The U.S. House late Monday unveiled a bill that, if made law, would prohibit states from requiring carriers to give drivers paid meal and rest breaks, as mandated by some states, and exempt livestock and insect haulers from compliance with the U.S. DOT’s electronic logging device mandate.
The bill, a 2018 appropriations bill that would fund the DOT through the 2018 fiscal year, also requires the Federal Motor Carrier Safety Administration to adopt reforms to its Compliance, Safety, Accountability carrier safety rating system before proceeding with a Safety Fitness Determination rulemaking. The agency in March withdrew an SFD rule proposal, issued in January 2016. That measure would have relied in part on a categorical structure similar to that of the CSA program’s Safety Measurement System to judge carriers’ safety fitness and issue a safety rating.
Congress pulled the SMS and its percentile rankings from public view with the 2015 FAST Act highway law. The law also directed the National Academies of Science to study the program and recommend changes to FMCSA on how to make the program more accurate in its assessment of motor carriers’ safety. The NAS released its report last month, in which it recommended FMCSA take steps to bolster its data collection and institute new statistical models for calculating carriers’ CSA scores. See coverage of the report and its recommendations at this link.
If the House’s DOT funding bill is made law, FMCSA would be required to adopt the NAS’ recommended CSA reforms before issuing another Safety Fitness Determination rule.
The meal and rest break provisions in the House bill are a part of a continued push at the national level to rein in states’ ability to regulate drivers’ work schedules and, to an extent, driver pay.

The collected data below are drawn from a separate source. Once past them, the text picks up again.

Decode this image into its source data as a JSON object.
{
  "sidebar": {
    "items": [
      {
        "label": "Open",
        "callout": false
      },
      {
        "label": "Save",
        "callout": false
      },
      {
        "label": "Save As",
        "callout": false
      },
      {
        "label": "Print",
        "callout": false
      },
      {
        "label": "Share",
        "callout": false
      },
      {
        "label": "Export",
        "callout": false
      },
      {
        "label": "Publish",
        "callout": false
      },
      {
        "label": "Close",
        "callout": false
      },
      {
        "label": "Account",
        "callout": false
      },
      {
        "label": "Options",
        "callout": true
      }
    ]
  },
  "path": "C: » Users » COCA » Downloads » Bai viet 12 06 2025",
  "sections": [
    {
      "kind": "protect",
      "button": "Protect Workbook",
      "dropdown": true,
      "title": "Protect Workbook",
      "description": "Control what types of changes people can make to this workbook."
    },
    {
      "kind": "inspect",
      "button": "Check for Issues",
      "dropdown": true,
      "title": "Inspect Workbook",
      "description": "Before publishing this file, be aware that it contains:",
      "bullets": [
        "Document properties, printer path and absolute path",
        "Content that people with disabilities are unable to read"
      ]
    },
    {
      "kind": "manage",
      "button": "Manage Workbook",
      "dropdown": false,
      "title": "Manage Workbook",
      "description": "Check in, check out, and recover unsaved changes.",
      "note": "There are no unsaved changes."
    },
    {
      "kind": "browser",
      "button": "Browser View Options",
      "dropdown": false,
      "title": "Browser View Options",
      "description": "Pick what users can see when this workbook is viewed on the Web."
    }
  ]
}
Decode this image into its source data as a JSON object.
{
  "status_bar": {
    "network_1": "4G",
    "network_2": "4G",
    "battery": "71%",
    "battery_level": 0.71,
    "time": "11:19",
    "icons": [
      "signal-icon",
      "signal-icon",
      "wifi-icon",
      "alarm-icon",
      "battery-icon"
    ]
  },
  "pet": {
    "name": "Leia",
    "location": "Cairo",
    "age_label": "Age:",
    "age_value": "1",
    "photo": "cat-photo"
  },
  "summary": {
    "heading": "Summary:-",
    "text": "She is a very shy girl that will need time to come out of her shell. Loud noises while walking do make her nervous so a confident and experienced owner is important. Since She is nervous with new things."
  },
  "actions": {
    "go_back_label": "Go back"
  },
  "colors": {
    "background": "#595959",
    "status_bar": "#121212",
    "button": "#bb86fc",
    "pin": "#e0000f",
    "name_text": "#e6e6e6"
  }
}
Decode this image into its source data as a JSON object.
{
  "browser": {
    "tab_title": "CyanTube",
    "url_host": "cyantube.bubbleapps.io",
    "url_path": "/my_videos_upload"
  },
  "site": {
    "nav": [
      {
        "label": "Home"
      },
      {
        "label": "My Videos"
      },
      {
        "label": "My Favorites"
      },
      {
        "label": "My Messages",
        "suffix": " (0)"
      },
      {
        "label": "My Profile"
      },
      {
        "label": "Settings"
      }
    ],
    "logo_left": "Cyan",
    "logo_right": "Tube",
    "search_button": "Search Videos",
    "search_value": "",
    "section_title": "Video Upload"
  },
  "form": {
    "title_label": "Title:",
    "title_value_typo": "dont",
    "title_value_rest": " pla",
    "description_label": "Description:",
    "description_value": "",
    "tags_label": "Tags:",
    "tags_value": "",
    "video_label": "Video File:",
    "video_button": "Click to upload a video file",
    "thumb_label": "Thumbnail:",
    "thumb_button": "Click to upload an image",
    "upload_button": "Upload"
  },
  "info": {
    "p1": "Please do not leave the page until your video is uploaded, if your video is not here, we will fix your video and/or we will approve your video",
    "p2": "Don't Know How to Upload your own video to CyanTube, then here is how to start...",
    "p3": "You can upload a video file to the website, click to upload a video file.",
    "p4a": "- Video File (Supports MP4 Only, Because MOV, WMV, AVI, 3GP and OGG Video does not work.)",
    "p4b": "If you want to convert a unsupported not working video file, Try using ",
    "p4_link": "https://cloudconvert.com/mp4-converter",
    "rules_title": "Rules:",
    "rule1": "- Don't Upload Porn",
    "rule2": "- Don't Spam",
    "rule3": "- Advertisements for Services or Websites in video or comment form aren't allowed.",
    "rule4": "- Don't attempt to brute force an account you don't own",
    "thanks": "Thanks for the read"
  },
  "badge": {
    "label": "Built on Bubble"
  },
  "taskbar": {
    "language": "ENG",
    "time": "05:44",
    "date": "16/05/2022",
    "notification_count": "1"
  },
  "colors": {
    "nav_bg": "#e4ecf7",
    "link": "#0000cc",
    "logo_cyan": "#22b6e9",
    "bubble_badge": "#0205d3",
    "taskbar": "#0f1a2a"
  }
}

The so-called Federal Authority provision in the bill reinforces the federal government’s authority in regulating drivers’ work schedules, as established by the 1994 Federal Aviation Administration Authorization Act.
States would be prohibited from requiring carriers to allow drivers paid meal and rest breaks. The language also seemingly protects carriers from being required by law to pay drivers for non-driving tasks, as some courts have ruled in recent years.
California requires employers to give their workers paid meal and rest breaks at certain intervals. Though it’s the only state that currently requires paid breaks, court precedents set in recent years could pave the way for similar state-level laws.
Carriers have argued they were exempt from such paid break requirements, given the protections set by the FAAAA (aka F4A). A federal appeals court in 2014, however, ruled carriers must afford drivers the breaks and hit defendant Penske Logistics with a $750,000 settlement order.
The language in the House bill is intended to protect carriers from such court-ordered payouts and to prevent them from having to comply with state-level laws that interfere with drivers’ daily 14-hour work window.
Carriers, per the language, would also be protected from “additional obligations” if drivers “work to the full extent…as permitted” by federal hours of service regulations. Though the language is vague, it could protect carriers from court-ordered payouts regarding drivers’ non-driving time tasks. Walmart was ordered earlier this year to pay drivers $60 million in back pay for non-driving time.
Opponents of the language argue the provisions would stamp out driver pay reform efforts ongoing at the state level.
The House bill also offers an exemption to livestock haulers and insect haulers from FMCSA’s ELD mandate.
For the bill to become law, it must be passed by the House and the Senate and signed by President Trump. The Senate has not yet released its version of the DOT appropriations bill, though it does include the meal and rest break language in another bill — an FAA reauthorization bill that cleared the Senate’s transportation committee last week.